Perum Bulog Cabang Meulaboh kembali menegaskan komitmennya dalam penyerapan gabah petani di Simeulue dengan harga stabil, demi menjaga ketahanan pangan dan kesejahteraan petani di wilayah kepulauan terluar Aceh.

Redaksi Merdeka
Oleh Redaksi Merdeka - Reporter
Bulog Pastikan Penyerapan Gabah Petani di Simeulue Berlanjut, Jaga Stabilitas Harga dan Ketahanan Pangan
Perum Bulog Cabang Meulaboh kembali menegaskan komitmennya dalam penyerapan gabah petani di Simeulue dengan harga stabil, demi menjaga ketahanan pangan dan kesejahteraan petani di wilayah kepulauan terluar Aceh. (AntaraNews)

Perum Bulog Kantor Cabang Meulaboh menyatakan kesiapannya untuk menyerap dan menampung gabah petani di Pulau Simeulue. Langkah ini diambil seiring masuknya masa musim panen di wilayah kepulauan tersebut.

Kepala Kantor Bulog Cabang Meulaboh, Momon, memastikan bahwa gabah kering hasil panen petani akan dibeli dengan harga Rp 6.500 per kilogram. Harga ini sama dengan tahun sebelumnya, memberikan kepastian bagi para petani.

Inisiatif penyerapan gabah Bulog Simeulue ini bertujuan untuk menjaga stabilitas harga di tingkat petani. Selain itu, upaya ini juga krusial dalam mendukung ketahanan pangan nasional, khususnya di wilayah terluar.

Momon menjelaskan bahwa gabah yang dibeli dari petani kepulauan di Samudra Hindia itu akan dikirim ke daratan Aceh. Proses penggilingan hingga menjadi beras akan dilakukan di sana untuk kemudian didistribusikan.

Bulog berkomitmen untuk melanjutkan penyerapan gabah ini hingga seluruh masa panen selesai. Pihaknya berharap petani di Pulau Simeulue dapat menghasilkan panen yang memuaskan.

Kehadiran Bulog dengan harga beli yang stabil diharapkan dapat memberikan kepastian ekonomi bagi petani. Ini menjadi langkah nyata dalam mendukung sektor pertanian di daerah terpencil.

Rita Diana, seorang petani di Kecamatan Teupah Selatan, Simeulue, menilai kehadiran Bulog menyerap gabah petani merupakan kabar baik. Sebab, petani bisa memperoleh pendapatan dengan menjual gabahnya.

Rita berharap pembelian gabah petani oleh Bulog ini terus berlanjut dan dipertahankan.
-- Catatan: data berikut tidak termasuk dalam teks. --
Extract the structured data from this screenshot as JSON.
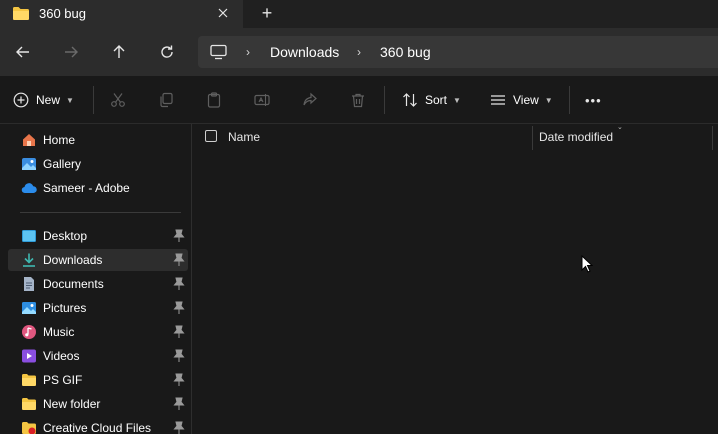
{
  "window": {
    "tab_title": "360 bug",
    "tab_icon": "folder-icon",
    "new_tab_label": "+"
  },
  "address": {
    "crumbs": [
      "Downloads",
      "360 bug"
    ],
    "separator": "›"
  },
  "toolbar": {
    "new_label": "New",
    "sort_label": "Sort",
    "view_label": "View",
    "more_label": "•••"
  },
  "sidebar": {
    "quick": [
      {
        "label": "Home",
        "icon": "home-icon"
      },
      {
        "label": "Gallery",
        "icon": "gallery-icon"
      },
      {
        "label": "Sameer - Adobe",
        "icon": "cloud-icon"
      }
    ],
    "pinned": [
      {
        "label": "Desktop",
        "icon": "desktop-icon"
      },
      {
        "label": "Downloads",
        "icon": "download-icon",
        "selected": true
      },
      {
        "label": "Documents",
        "icon": "document-icon"
      },
      {
        "label": "Pictures",
        "icon": "pictures-icon"
      },
      {
        "label": "Music",
        "icon": "music-icon"
      },
      {
        "label": "Videos",
        "icon": "videos-icon"
      },
      {
        "label": "PS GIF",
        "icon": "folder-icon"
      },
      {
        "label": "New folder",
        "icon": "folder-icon"
      },
      {
        "label": "Creative Cloud Files",
        "icon": "creative-cloud-icon"
      }
    ]
  },
  "content": {
    "columns": {
      "name": "Name",
      "date_modified": "Date modified"
    }
  },
  "colors": {
    "background": "#191919",
    "chrome": "#2c2c2c",
    "folder_yellow": "#f4c542",
    "accent_blue": "#4cc2ff"
  }
}
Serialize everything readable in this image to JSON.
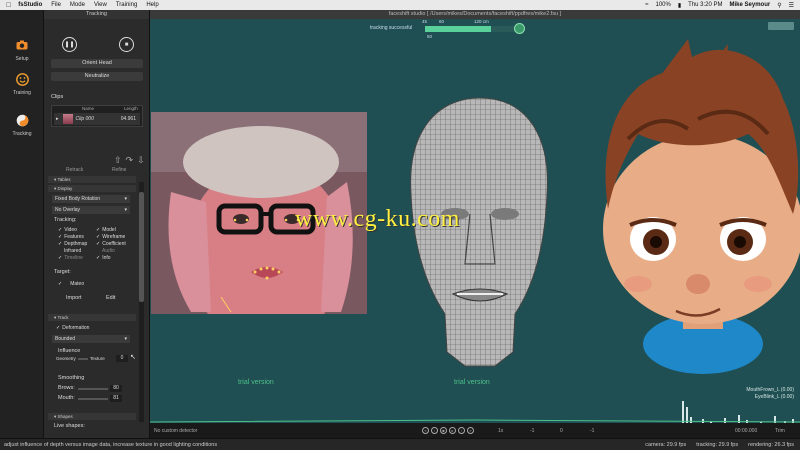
{
  "menubar": {
    "app_name": "fsStudio",
    "menus": [
      "File",
      "Mode",
      "View",
      "Training",
      "Help"
    ],
    "battery": "100%",
    "clock": "Thu 3:20 PM",
    "user": "Mike Seymour"
  },
  "window_title": "faceshift studio [ /Users/mikes/Documents/faceshift/ppdfres/mike2.fsu ]",
  "tools": [
    {
      "label": "Setup",
      "icon": "camera-icon"
    },
    {
      "label": "Training",
      "icon": "smiley-face-icon"
    },
    {
      "label": "Tracking",
      "icon": "yin-yang-icon"
    }
  ],
  "panel": {
    "header": "Tracking",
    "orient_head": "Orient Head",
    "neutralize": "Neutralize",
    "clips_label": "Clips",
    "clips_columns": [
      "Name",
      "Length"
    ],
    "clips": [
      {
        "name": "Clip 000",
        "length": "04.961"
      }
    ],
    "retrack": "Retrack",
    "refine": "Refine",
    "section_tables": "Tables",
    "section_display": "Display",
    "display_dropdown_1": "Fixed Body Rotation",
    "display_dropdown_2": "No Overlay",
    "tracking_label": "Tracking:",
    "checkboxes_left": [
      {
        "label": "Video",
        "checked": true
      },
      {
        "label": "Features",
        "checked": true
      },
      {
        "label": "Depthmap",
        "checked": true
      },
      {
        "label": "Infrared",
        "checked": false
      },
      {
        "label": "Timeline",
        "checked": true
      }
    ],
    "checkboxes_right": [
      {
        "label": "Model",
        "checked": true
      },
      {
        "label": "Wireframe",
        "checked": true
      },
      {
        "label": "Coefficient",
        "checked": true
      },
      {
        "label": "Audio",
        "checked": false
      },
      {
        "label": "Info",
        "checked": true
      }
    ],
    "target_label": "Target:",
    "target_value": "Mateo",
    "import": "Import",
    "edit": "Edit",
    "section_track": "Track",
    "deformation_label": "Deformation",
    "bounded": "Bounded",
    "influence_label": "Influence",
    "geometry_label": "Geometry",
    "texture_label": "Texture",
    "influence_value": "0",
    "smoothing_label": "Smoothing",
    "brows_label": "Brows:",
    "brows_value": "80",
    "mouth_label": "Mouth:",
    "mouth_value": "81",
    "section_shapes": "Shapes",
    "live_shapes": "Live shapes:"
  },
  "viewport": {
    "tracking_status": "tracking successful",
    "meter_ticks": [
      "45",
      "60",
      "120 cm"
    ],
    "meter_value": "50",
    "watermark": "www.cg-ku.com",
    "trial_left": "trial version",
    "trial_center": "trial version",
    "blendshapes": [
      "MouthFrown_L (0.00)",
      "EyeBlink_L (0.00)"
    ]
  },
  "timeline": {
    "detector": "No custom detector",
    "zoom": "1x",
    "field_1": "-1",
    "field_2": "0",
    "field_3": "-1",
    "time": "00:00.000",
    "trim": "Trim"
  },
  "statusbar": {
    "hint": "adjust influence of depth versus image data, increase texture in good lighting conditions",
    "camera": "camera: 29.9 fps",
    "tracking": "tracking: 29.9 fps",
    "rendering": "rendering: 26.3 fps"
  },
  "colors": {
    "viewport_bg": "#1f4f52",
    "trial_text": "#4fc08a",
    "watermark": "#ffef40",
    "meter_fill": "#5ad09a"
  }
}
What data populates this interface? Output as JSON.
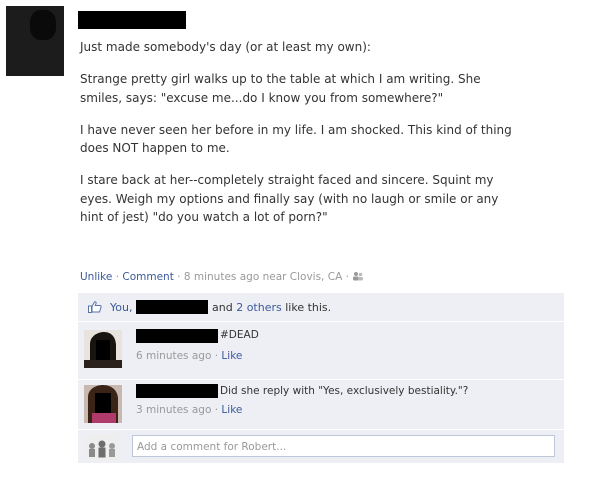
{
  "post": {
    "author_name": "",
    "paragraphs": [
      "Just made somebody's day (or at least my own):",
      "Strange pretty girl walks up to the table at which I am writing. She\nsmiles, says: \"excuse me...do I know you from somewhere?\"",
      "I have never seen her before in my life. I am shocked. This kind of thing\ndoes NOT happen to me.",
      "I stare back at her--completely straight faced and sincere. Squint my\neyes. Weigh my options and finally say (with no laugh or smile or any\nhint of jest) \"do you watch a lot of porn?\""
    ],
    "unlike_label": "Unlike",
    "comment_label": "Comment",
    "timestamp": "8 minutes ago near Clovis, CA",
    "separator": "·",
    "audience_icon": "friends-icon"
  },
  "likes": {
    "you_label": "You,",
    "and_label": "and",
    "others_link": "2 others",
    "suffix": "like this."
  },
  "comments": [
    {
      "author": "",
      "text": "#DEAD",
      "time": "6 minutes ago",
      "like_label": "Like"
    },
    {
      "author": "",
      "text": "Did she reply with \"Yes, exclusively bestiality.\"?",
      "time": "3 minutes ago",
      "like_label": "Like"
    }
  ],
  "composer": {
    "placeholder": "Add a comment for Robert..."
  },
  "colors": {
    "link": "#3b5998",
    "feed_bg": "#edeff4",
    "meta": "#999999"
  }
}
Tujuannya adalah agar taraf ekonomi petani di Kabupaten Simeulue jauh lebih baik.

Menurutnya, penyerapan gabah menjadi upaya penting untuk menjaga ketahanan pangan serta menjaga stabilitas harga di tingkat petani. Dengan harga yang stabil, kesejahteraan petani dapat meningkat.

Kepada pemerintah, Rita juga berharap agar mendorong pengembangan dan distribusi varietas padi unggul. Varietas ini diharapkan tahan terhadap kekeringan dan faktor alam lainnya, sehingga hasil panen petani bisa lebih baik setiap tahunnya.

Selain itu, petani juga perlu mendapatkan dukungan berupa subsidi tepat waktu seperti pupuk, benih, dan alat mesin pertanian (alsintan) modern. Kebijakan berbasis data yang akurat harus menjadi landasan utama dalam perencanaan produksi beras.

Bagi petani, yang paling penting adalah subsidi pupuk dan benih, serta sarana dan prasarana produksi maupun kebutuhan pertanian lainnya untuk meningkatkan produktivitas.

Kabupaten Simeulue merupakan wilayah kepulauan terluar di Provinsi Aceh. Pulau Simeulue berada di Samudra Hindia, yang jaraknya sekitar 180 mil laut dari pesisir barat Pulau Sumatra.

Kabupaten Simeulue merupakan pemekaran dari Kabupaten Aceh Barat sejak tahun 1999. Wilayah ini memiliki 10 kecamatan dengan 138 gampong atau desa yang dihuni sekitar 94 ribu jiwa.